Troy M. Morris, Director of Operations
3 minute read
Most people share in the imagery of many movies and stories by staring off into space. Whether the “space” around them is the endless nighttime setting of stars, or the watching of clouds coasting across a blue sky, all can recall a time spent in any of these pastimes observing “space”. In this human-centered experience, our society takes these views from our own perspective, which is why we often talk about outer space as “up there” or looking “up” into space. But is that all?
The first challenge to this accepted notion of perspective came to me sitting on a beach outside my eventual alma mater, seeing a gorgeous sky more full with stars than what could be seen from my light-polluted hometown. It was from there on that beach of Lake Superior, where on other days I was taking SCUBA courses in that freezing beauty, that my view was unobstructed enough to wonder. That clear view of the sky gave me that same perspective into outer space, and all the cosmos, colors, and wonders it presents. And due to my dives under the surface of that dark, ebbing water, I knew what it was like to look down beneath the waves. Which drew my thinking, from above, to the horizon, to below; and finally realizing, WOW!
Just as the time beneath waves warped my perspectives of “up and down”, the travel of man to the moon had warped my perspectives of “here and there.” Those accepted notions smashed together like waves colliding over rocks, creating the new current of thought. We look down into space as much as we look up or out. Earth is the shore from which we peer down into millions of years of expansion, energy, and explosions that are a tide pool, of which we are just dipping into the surface.
This perspective builds with a growing understanding of orbital dynamics, which is gaining all the time for me while developing a space technology company. The basics of it, as explained and understood by my last-physics-class-was-in-high-school brain, is that when free of the gravity well that is our planet, an object moves with relative freedom from out of Earth, to out of the asteroid belt, to out of the solar system.
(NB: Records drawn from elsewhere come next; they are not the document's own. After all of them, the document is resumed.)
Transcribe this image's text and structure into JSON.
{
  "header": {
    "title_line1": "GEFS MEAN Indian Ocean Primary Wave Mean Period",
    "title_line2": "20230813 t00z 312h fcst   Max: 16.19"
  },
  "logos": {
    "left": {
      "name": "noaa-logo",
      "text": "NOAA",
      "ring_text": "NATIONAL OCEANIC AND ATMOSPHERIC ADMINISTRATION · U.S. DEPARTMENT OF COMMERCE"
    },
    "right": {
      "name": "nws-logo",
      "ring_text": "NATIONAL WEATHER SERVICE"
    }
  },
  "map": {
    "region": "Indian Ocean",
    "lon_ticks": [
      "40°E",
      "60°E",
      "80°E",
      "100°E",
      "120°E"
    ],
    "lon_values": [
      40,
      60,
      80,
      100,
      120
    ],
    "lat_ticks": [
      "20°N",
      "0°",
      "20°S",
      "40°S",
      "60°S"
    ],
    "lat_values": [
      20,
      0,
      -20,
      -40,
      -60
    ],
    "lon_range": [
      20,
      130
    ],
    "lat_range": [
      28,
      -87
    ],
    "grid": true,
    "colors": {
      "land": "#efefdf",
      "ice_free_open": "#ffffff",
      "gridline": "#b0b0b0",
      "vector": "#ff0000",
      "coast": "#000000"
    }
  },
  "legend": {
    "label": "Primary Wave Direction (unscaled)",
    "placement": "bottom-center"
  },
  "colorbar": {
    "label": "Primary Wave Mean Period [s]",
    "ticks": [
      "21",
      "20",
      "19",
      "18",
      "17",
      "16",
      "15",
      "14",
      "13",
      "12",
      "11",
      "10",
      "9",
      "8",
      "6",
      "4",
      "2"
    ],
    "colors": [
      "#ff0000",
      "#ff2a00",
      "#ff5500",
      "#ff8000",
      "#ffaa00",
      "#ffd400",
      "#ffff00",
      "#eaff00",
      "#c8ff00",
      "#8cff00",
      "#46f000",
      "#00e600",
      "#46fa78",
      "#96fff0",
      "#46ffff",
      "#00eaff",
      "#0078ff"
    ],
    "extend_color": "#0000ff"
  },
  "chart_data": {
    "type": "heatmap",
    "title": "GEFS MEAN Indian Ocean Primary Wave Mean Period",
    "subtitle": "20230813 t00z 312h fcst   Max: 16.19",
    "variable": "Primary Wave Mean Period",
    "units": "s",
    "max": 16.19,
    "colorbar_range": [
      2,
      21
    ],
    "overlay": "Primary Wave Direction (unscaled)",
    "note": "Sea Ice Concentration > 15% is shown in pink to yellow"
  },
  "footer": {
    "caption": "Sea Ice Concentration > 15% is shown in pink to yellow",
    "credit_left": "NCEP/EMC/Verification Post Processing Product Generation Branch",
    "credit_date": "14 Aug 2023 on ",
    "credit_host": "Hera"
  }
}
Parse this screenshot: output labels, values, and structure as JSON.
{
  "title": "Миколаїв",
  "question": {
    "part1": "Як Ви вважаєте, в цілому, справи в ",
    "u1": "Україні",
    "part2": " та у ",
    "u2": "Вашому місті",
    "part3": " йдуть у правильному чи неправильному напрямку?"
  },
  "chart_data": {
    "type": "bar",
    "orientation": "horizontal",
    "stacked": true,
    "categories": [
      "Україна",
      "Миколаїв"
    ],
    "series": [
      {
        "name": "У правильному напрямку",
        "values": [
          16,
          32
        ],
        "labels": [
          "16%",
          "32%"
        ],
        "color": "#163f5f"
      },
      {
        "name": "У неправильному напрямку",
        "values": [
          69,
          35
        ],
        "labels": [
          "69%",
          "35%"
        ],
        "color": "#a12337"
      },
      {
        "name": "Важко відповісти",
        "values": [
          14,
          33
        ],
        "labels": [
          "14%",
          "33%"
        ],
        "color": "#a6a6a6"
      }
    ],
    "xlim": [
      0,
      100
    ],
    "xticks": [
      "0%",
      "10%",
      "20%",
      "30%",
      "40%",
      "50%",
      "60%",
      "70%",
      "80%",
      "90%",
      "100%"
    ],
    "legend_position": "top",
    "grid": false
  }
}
This means to me, that exploring out of our Earth environment is like exploring out of our shores: scary, dangerous, full of risks, but possible with preparation and technology.
Now here, while the more experienced are screaming with how wrong I’ve simplified an entire expanse of study, is the point. Historically humanity has explored not the unknown, but the barely understood. By expanding our understanding, at times by widening our perspective, society gains the ability to explore the previously unknown. Therefore, combining the collective understanding across disciplines - with an expanding understanding of how to approach them - opens the areas of thought, study, or exploration. All of these are needed, desperately. As thought, study, and exploration are integral to each other, an advancement in any of these areas is progress in all of them. It is with this wide statement that we return to the narrow-focused title of this column.
As much as modern humanity understands space, the past eons of humanity have wondered about it. With how far we’ve come in philosophical distance, but how far we still have to go in physical distance, humanity must and will continue the thought. Ancient societies since the Greeks declared “ether” as the energy outside our astronomical perspective, modern science considers “dark matter” as the material between the visible systems around us. These are not too dissimilar in perspective. From where we are standing, isn’t it more important to consider an outrageous alternative than to only accept the standing perspective?